Auto racing
b. March 21, 1921, Ft. Payne, AL
d. July 15, 1972
Flock's roots were the roots of stock car racing: Bootlegging. As a young teen-ager, he was delivering bootleg whiskey by bicycle. A little later, he was making auto trips from Atlanta to Dawsonville, GA, to pick up moonshine.
"I used to deliberately seek out the sheriff and get him to chase me," he later recalled. "It was fun, and besides we could send to California to get special parts to modify our cars, and the sheriff couldn't afford to do that."
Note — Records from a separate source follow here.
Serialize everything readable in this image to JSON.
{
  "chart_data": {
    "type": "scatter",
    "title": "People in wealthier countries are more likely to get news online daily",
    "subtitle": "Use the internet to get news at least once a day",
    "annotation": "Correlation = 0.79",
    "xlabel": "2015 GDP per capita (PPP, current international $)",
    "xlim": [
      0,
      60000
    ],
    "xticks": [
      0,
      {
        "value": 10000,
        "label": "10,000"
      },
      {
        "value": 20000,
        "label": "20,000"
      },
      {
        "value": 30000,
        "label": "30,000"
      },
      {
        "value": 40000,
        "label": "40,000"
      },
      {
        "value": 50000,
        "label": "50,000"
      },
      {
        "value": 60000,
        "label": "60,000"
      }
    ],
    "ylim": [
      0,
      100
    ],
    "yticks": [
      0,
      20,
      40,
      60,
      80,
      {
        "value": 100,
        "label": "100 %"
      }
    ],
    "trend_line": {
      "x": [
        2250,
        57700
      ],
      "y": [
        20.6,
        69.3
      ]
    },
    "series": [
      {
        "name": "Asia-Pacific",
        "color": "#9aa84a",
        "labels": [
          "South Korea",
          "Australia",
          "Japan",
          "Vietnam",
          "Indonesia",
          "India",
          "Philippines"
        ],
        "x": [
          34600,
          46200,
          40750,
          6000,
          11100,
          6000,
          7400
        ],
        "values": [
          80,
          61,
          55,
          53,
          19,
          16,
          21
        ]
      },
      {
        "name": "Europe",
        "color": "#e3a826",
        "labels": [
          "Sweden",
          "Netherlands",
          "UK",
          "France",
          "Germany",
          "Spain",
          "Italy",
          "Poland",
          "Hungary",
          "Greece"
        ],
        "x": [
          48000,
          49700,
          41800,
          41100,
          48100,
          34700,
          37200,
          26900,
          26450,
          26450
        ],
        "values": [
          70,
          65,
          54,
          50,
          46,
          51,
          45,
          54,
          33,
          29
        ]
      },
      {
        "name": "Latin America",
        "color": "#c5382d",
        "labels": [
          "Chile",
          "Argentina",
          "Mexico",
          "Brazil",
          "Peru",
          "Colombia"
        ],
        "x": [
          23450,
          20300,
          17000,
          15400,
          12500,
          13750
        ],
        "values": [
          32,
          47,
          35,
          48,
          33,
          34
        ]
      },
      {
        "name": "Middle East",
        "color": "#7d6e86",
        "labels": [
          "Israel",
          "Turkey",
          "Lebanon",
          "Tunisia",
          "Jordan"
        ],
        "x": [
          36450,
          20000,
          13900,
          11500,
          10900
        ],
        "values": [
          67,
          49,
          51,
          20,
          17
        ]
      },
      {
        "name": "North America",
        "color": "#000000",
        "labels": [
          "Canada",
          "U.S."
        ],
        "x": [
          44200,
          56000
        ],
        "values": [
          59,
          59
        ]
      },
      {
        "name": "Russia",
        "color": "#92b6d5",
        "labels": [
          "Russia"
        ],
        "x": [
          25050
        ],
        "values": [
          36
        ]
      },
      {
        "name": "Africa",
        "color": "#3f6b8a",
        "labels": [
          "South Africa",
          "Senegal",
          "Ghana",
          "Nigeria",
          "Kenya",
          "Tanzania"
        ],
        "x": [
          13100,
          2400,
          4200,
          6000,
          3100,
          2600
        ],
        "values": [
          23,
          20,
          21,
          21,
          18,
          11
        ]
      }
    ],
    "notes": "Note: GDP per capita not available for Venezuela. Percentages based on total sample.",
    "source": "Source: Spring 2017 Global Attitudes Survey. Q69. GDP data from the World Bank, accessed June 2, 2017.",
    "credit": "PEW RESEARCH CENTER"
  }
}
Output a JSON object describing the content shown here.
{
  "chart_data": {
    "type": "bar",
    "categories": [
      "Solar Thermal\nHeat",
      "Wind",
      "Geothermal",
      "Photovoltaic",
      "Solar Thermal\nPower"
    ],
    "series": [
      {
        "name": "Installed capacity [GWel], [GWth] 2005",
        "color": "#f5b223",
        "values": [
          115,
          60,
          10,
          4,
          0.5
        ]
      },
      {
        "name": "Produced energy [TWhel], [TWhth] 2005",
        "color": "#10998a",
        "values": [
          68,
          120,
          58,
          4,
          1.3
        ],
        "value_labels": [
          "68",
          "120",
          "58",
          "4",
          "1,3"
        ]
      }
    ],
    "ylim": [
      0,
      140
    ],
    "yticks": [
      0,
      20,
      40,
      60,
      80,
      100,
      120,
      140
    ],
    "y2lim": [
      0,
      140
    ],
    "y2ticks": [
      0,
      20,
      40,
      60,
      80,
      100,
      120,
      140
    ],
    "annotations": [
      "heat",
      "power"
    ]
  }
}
When stock car racing became semi-organized just before World War II, Flock was there, winning a 100-mile race at Lakewood Park in Atlanta in 1940. After four years in the Army Air Corps, he returned just as NASCAR was getting established. He won the association's first Northern race, at Providence, RI, in 1947, and was the first National Modified Champion in 1949, when he won 11 feature races.
During the early 1950s, Flock drove mostly in Grand National events. He finished second in the point standings in 1951, fourth in 1952, fifth in 1953, and tenth in 1955. He had established an insurance agency in Nashville and raced only part-time beginning in 1954.
In 1957 he entered only the beach-road race at Daytona, though he also drove in the Darlington 500 as relief for Herb Thomas, who'd been injured in a practice crash. The car was also in bad shape. It blew a tire on the sixth lap and got hit by two other cars. Flock fortunately walked away unhurt, but he also walked away from racing.